Homofobia, ressentimento e distribuição do gozo

Na impossibilidade de a natureza dar aos seres humanos uma natureza imutável, esta lhes dotou do mecanismo de identificação através do qual aprendem a agir, a pensar, a sentir e a desejar segundo modalidades construídas historicamente pelo grupo. O Outro como lugar simbólico é o nome que se dá a um modelo como formação social de caráter disciplinar que incide sobre o corpo. Identificações sem força para se impor não são identificações. Isso não quer dizer que o sujeito sempre se identifique com os parâmetros estabelecidos pela sociedade. Os corpos resistem aos processos mediante os quais são interpelados e construídos, conforme assinalou Judith Butler.

Em sociedades heterossexistas nas quais as sexualidades não-heterossexuais são vistas e tratadas como anormais ou inferiores, prevalece-se a ideia de que há dois sexos biológicos (macho e fêmea), dois gêneros (masculino e feminino) e duas orientações sexuais (heterossexual e homossexual), sendo o primeiro polo da dicotomia considerado superior em relação ao seu oposto inferior. Pode-se chamar de abjeto o lugar social da hostilidade, do desprezo e da desconsideração. O binarismo no qual a compreensão ocidental de sexualidade está ancorada estabelece os limites acerca do identificável: ou serás heterossexual ou não serás.

A identificação que produz heterossexuais é uma identificação melancólica, já que a melancolia é, segundo a tradição psicanalítica, uma maneira de lidar com a perda de objeto investido libidinalmente na qual o sujeito, ao renunciar o objeto, se identifica com ele como forma de mantê-lo. O menino que se identifica com o pai o faz porque ele foi primeiramente um objeto satisfação libidinal e, é claro, porque as identificações são práticas disciplinares. Para se tornar heterossexual, o menino abre mão da satisfação libidinal com o pai para ser como ele, internalizando a proibição. Ou, pra dizê-lo com Judith Butler, a heterossexualidade se estabiliza pelo repúdio ou pela renúncia de apegos homossexuais da infância; no entanto, a “renúncia não suprime o instinto: ela se utiliza dele para seus propósitos, de modo que a proibição e a experiência vivida da proibição como uma renúncia repetida são alimentadas precisamente pelo instinto renunciado”.
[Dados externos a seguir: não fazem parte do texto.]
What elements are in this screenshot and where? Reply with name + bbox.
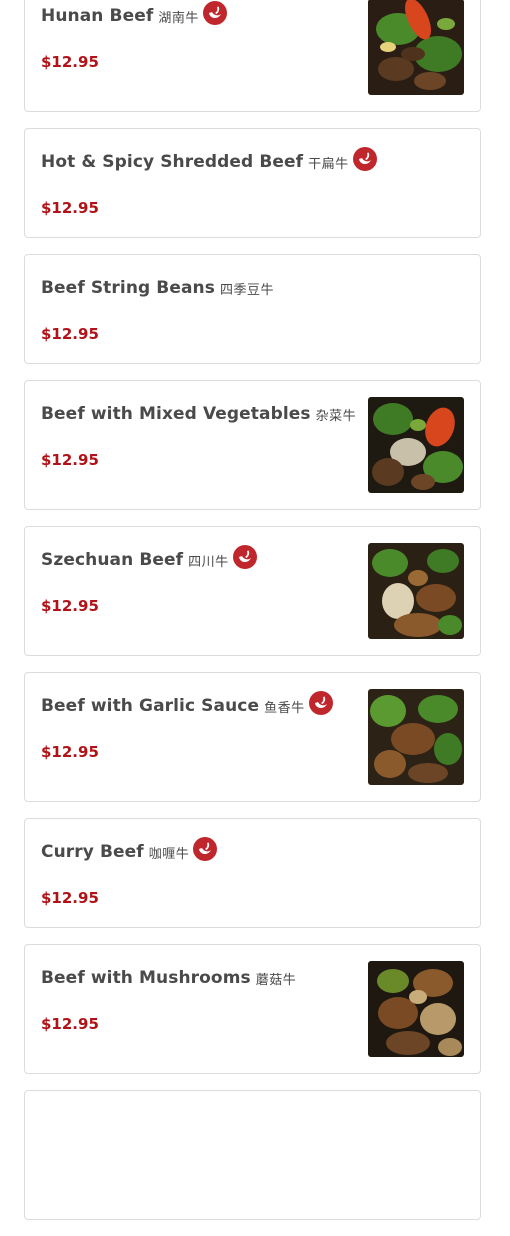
menu-item-card[interactable] [24, 1090, 481, 1220]
menu-item-card[interactable]: Hunan Beef 湖南牛 $12.95 [24, 0, 481, 112]
menu-item-card[interactable]: Beef with Mixed Vegetables 杂菜牛 $12.95 [24, 380, 481, 510]
menu-item-name: Szechuan Beef [41, 550, 184, 570]
menu-item-price: $12.95 [41, 325, 99, 343]
beef-mushroom-photo [368, 961, 464, 1057]
menu-item-name-row: Hunan Beef 湖南牛 [41, 1, 360, 26]
menu-item-name: Beef with Mixed Vegetables [41, 404, 311, 424]
menu-item-name-row: Beef with Mixed Vegetables 杂菜牛 [41, 404, 360, 424]
menu-item-chinese-name: 四季豆牛 [219, 282, 274, 298]
menu-item-card[interactable]: Beef String Beans 四季豆牛 $12.95 [24, 254, 481, 364]
beef-broccoli-photo [368, 689, 464, 785]
menu-item-name: Beef with Garlic Sauce [41, 696, 260, 716]
menu-item-name-row: Beef with Garlic Sauce 鱼香牛 [41, 691, 360, 716]
menu-item-chinese-name: 咖喱牛 [148, 846, 190, 862]
menu-item-price: $12.95 [41, 597, 99, 615]
spicy-pepper-icon [202, 1, 227, 25]
beef-broccoli-photo [368, 543, 464, 639]
beef-vegetables-photo [368, 397, 464, 493]
menu-item-chinese-name: 蘑菇牛 [255, 972, 297, 988]
menu-item-chinese-name: 鱼香牛 [264, 700, 305, 716]
menu-item-name: Beef with Mushrooms [41, 968, 251, 988]
menu-item-list: Hunan Beef 湖南牛 $12.95 Hot & Spicy Shredd… [24, 0, 481, 1236]
menu-item-card[interactable]: Curry Beef 咖喱牛 $12.95 [24, 818, 481, 928]
spicy-pepper-icon [232, 545, 257, 569]
spicy-pepper-icon [308, 691, 333, 715]
menu-item-name: Beef String Beans [41, 278, 215, 298]
menu-item-price: $12.95 [41, 451, 99, 469]
menu-item-name-row: Curry Beef 咖喱牛 [41, 837, 464, 862]
menu-item-name: Curry Beef [41, 842, 144, 862]
menu-item-chinese-name: 杂菜牛 [315, 408, 357, 424]
menu-item-price: $12.95 [41, 743, 99, 761]
menu-item-name-row: Beef String Beans 四季豆牛 [41, 278, 464, 298]
menu-item-card[interactable]: Szechuan Beef 四川牛 $12.95 [24, 526, 481, 656]
menu-item-chinese-name: 湖南牛 [158, 10, 199, 26]
menu-item-name: Hunan Beef [41, 6, 154, 26]
menu-item-name: Hot & Spicy Shredded Beef [41, 152, 304, 172]
menu-item-price: $12.95 [41, 199, 99, 217]
menu-item-name-row: Hot & Spicy Shredded Beef 干扁牛 [41, 147, 464, 172]
beef-vegetables-photo [368, 0, 464, 95]
menu-item-card[interactable]: Hot & Spicy Shredded Beef 干扁牛 $12.95 [24, 128, 481, 238]
menu-item-card[interactable]: Beef with Garlic Sauce 鱼香牛 $12.95 [24, 672, 481, 802]
menu-item-chinese-name: 四川牛 [188, 554, 229, 570]
menu-item-price: $12.95 [41, 889, 99, 907]
menu-item-price: $12.95 [41, 53, 99, 71]
menu-item-price: $12.95 [41, 1015, 99, 1033]
menu-item-name-row: Beef with Mushrooms 蘑菇牛 [41, 968, 360, 988]
menu-item-chinese-name: 干扁牛 [308, 156, 349, 172]
spicy-pepper-icon [193, 837, 218, 861]
menu-item-name-row: Szechuan Beef 四川牛 [41, 545, 360, 570]
menu-item-card[interactable]: Beef with Mushrooms 蘑菇牛 $12.95 [24, 944, 481, 1074]
spicy-pepper-icon [352, 147, 377, 171]
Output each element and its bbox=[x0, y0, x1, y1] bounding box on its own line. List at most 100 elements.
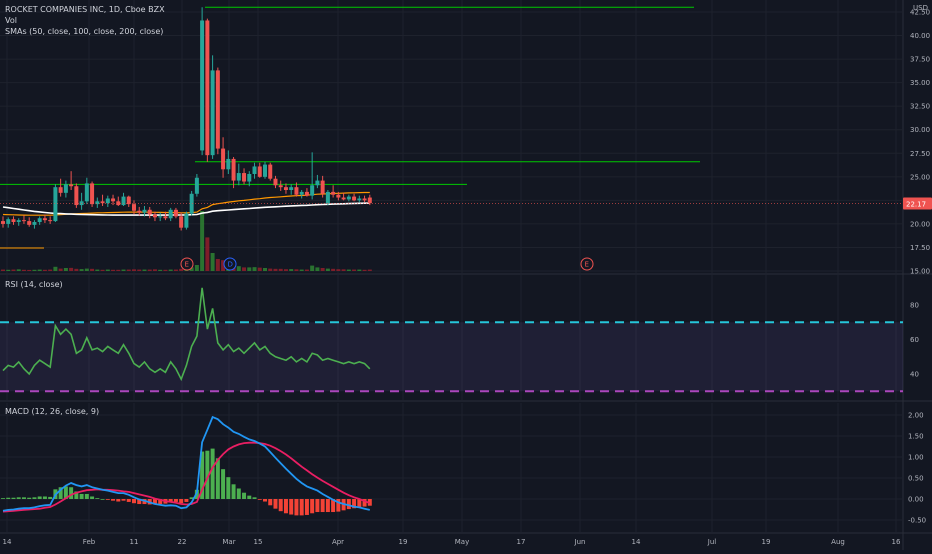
candle-body bbox=[221, 148, 226, 170]
candle-body bbox=[215, 70, 220, 149]
candle-body bbox=[42, 218, 47, 221]
volume-bar bbox=[273, 268, 278, 271]
macd-histogram-bar bbox=[11, 497, 16, 499]
macd-histogram-bar bbox=[6, 497, 11, 499]
volume-bar bbox=[84, 268, 89, 271]
candle-body bbox=[289, 187, 294, 191]
price-tick-label: 30.00 bbox=[910, 126, 930, 134]
candle-body bbox=[16, 220, 21, 223]
sma-label[interactable]: SMAs (50, close, 100, close, 200, close) bbox=[5, 26, 165, 37]
x-tick-label: 15 bbox=[254, 538, 263, 546]
volume-bar bbox=[69, 267, 74, 271]
macd-histogram-bar bbox=[273, 499, 278, 509]
candle-body bbox=[32, 222, 37, 225]
rsi-band-fill bbox=[0, 322, 903, 392]
macd-tick-label: -0.50 bbox=[908, 517, 926, 525]
x-tick-label: May bbox=[455, 538, 469, 546]
candle-body bbox=[247, 173, 252, 182]
volume-bar bbox=[304, 269, 309, 271]
macd-histogram-bar bbox=[100, 499, 105, 500]
candle-body bbox=[173, 209, 178, 217]
macd-histogram-bar bbox=[221, 469, 226, 499]
volume-bar bbox=[205, 237, 210, 271]
macd-legend: MACD (12, 26, close, 9) bbox=[5, 406, 99, 417]
candle-body bbox=[320, 180, 325, 194]
candle-body bbox=[74, 186, 79, 206]
candle-body bbox=[6, 219, 11, 224]
candle-body bbox=[367, 197, 372, 204]
candle-body bbox=[168, 209, 173, 219]
currency-label: USD bbox=[913, 4, 928, 12]
candle-body bbox=[331, 191, 336, 195]
candle-body bbox=[95, 201, 100, 205]
volume-bar bbox=[331, 268, 336, 271]
candle-body bbox=[184, 213, 189, 228]
chart-svg: 42.5040.0037.5035.0032.5030.0027.5025.00… bbox=[0, 0, 932, 550]
volume-bar bbox=[152, 269, 157, 271]
x-tick-label: Jul bbox=[707, 538, 717, 546]
volume-bar bbox=[352, 269, 357, 271]
candle-body bbox=[132, 204, 136, 211]
volume-bar bbox=[32, 269, 37, 271]
macd-tick-label: 1.00 bbox=[908, 454, 924, 462]
chart-root: 42.50 40.00 37.50 35.00 32.50 30.00 27.50 25.00… bbox=[0, 0, 932, 550]
volume-bar bbox=[173, 269, 178, 271]
macd-histogram-bar bbox=[95, 498, 100, 499]
macd-tick-label: 0.50 bbox=[908, 475, 924, 483]
volume-bar bbox=[95, 269, 100, 271]
volume-bar bbox=[6, 269, 11, 271]
macd-histogram-bar bbox=[179, 499, 184, 504]
candle-body bbox=[278, 185, 283, 188]
macd-histogram-bar bbox=[1, 498, 5, 499]
volume-bar bbox=[310, 265, 315, 271]
volume-bar bbox=[74, 268, 79, 271]
candle-body bbox=[310, 185, 315, 196]
macd-histogram-bar bbox=[105, 499, 110, 500]
macd-histogram-bar bbox=[90, 496, 95, 499]
candle-body bbox=[304, 191, 309, 196]
candle-body bbox=[294, 187, 299, 195]
candle-body bbox=[21, 220, 26, 222]
volume-bar bbox=[299, 269, 304, 271]
chart-title[interactable]: ROCKET COMPANIES INC, 1D, Cboe BZX bbox=[5, 4, 165, 15]
candle-body bbox=[210, 70, 215, 156]
macd-histogram-bar bbox=[299, 499, 304, 516]
price-tick-label: 20.00 bbox=[910, 220, 930, 228]
macd-histogram-bar bbox=[37, 496, 42, 499]
volume-bar bbox=[147, 269, 152, 271]
vol-label[interactable]: Vol bbox=[5, 15, 165, 26]
volume-bar bbox=[126, 269, 131, 271]
event-marker-label: D bbox=[228, 261, 233, 269]
volume-bar bbox=[100, 269, 105, 271]
candle-body bbox=[100, 201, 105, 204]
candle-body bbox=[325, 191, 330, 204]
volume-bar bbox=[158, 269, 163, 271]
price-legend: ROCKET COMPANIES INC, 1D, Cboe BZX Vol S… bbox=[5, 4, 165, 37]
macd-histogram-bar bbox=[32, 497, 37, 499]
candle-body bbox=[205, 20, 210, 156]
macd-line bbox=[2, 415, 371, 512]
x-tick-label: Mar bbox=[222, 538, 235, 546]
event-marker-label: E bbox=[185, 261, 189, 269]
candle-body bbox=[69, 184, 74, 187]
x-tick-label: Aug bbox=[831, 538, 845, 546]
rsi-label[interactable]: RSI (14, close) bbox=[5, 279, 63, 290]
candle-body bbox=[63, 184, 68, 193]
macd-label[interactable]: MACD (12, 26, close, 9) bbox=[5, 406, 99, 417]
volume-bar bbox=[367, 269, 372, 271]
candle-body bbox=[263, 164, 267, 177]
volume-bar bbox=[79, 269, 84, 271]
candle-body bbox=[27, 221, 32, 225]
x-tick-label: 19 bbox=[399, 538, 408, 546]
volume-bar bbox=[163, 269, 168, 271]
volume-bar bbox=[16, 269, 21, 271]
macd-histogram-bar bbox=[126, 499, 131, 502]
x-tick-label: Jun bbox=[574, 538, 586, 546]
candle-body bbox=[341, 197, 346, 200]
volume-bar bbox=[137, 269, 142, 271]
macd-histogram-bar bbox=[252, 497, 257, 499]
candle-body bbox=[362, 198, 367, 201]
candle-body bbox=[90, 183, 95, 205]
volume-bar bbox=[105, 269, 110, 271]
macd-histogram-bar bbox=[121, 499, 126, 501]
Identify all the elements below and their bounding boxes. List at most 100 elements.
A heterossexualidade depende da internalização da proibição da homossexualidade. No entanto, como as identificações nunca são totalmente estáveis ou acabadas, o sujeito necessita reiterá-la a partir de rituais e práticas que criarão o efeito retroativo de uma identidade heterossexual. O ódio a gays é, na verdade, uma autocensura projetada para o exterior como forma de garantir a estabilidade da heterossexualidade pelo repúdio dos apegos homossexuais. Ou, para dizê-lo de outra forma, a heterossexualidade só se estabiliza pela reiteração forçada da proibição da homossexualidade e, por essa razão, esta última aparece como ameaça.

Muitas culturas veem aqueles que praticam sexo com pessoas do mesmo sexo como reunindo os espíritos masculinos e femininos. É como se o gozo homossexual fosse a somatória do gozo masculino e feminino. No entanto, nessas culturas, isso não assume um sentido degradante como na cultura ocidental. Em culturas heterossexistas como a nossa, o homossexual é tido como um estrangeiro, aquele que transgrediu a proibição e que, portanto, supostamente goza um gozo que está barrado ao heterossexual. O homossexual seria uma espécie de “ladrão” de gozo.

Se o gozo masculino heterossexual é fálico no sentido de que este estabelece limites ao próprio gozo, barrando o acesso a um gozo absoluto e ilimitado, então pode-se dizer que certo ressentimento é sempre possível em relação ao gozo homossexual tido como gozo da transgressão. Talvez muitos não concordem com o uso um tanto livre da psicanálise, mas o que isso torna possível visualizar é que o endereçamento de ódio a gays tem a ver com um ódio em relação a não poder vivenciar um gozo transgressor que imaginariamente é atribuído a homossexuais.

O ressentimento tende a surgir de uma situação em que o indivíduo busca restaurar seu narcisismo ferido. O heterossexual que discrimina gays provavelmente tem baixa autoestima e sua agressão tem a ver com o desejo de vingança de um ego ferido por imaginariamente supor que o homossexual é um “ladrão” de gozo. O ressentido demanda, se queixa e faz exigências por se sentir injustiçado. No plano da reivindicação de direitos, a homofobia se desdobra num discurso bastante comum de que gays querem privilégios, reiterando a presunção de que o heterossexual contrário à cidadania homossexual expressa uma justiça reivindicatória contra o excesso de gozo supostamente dado a outro.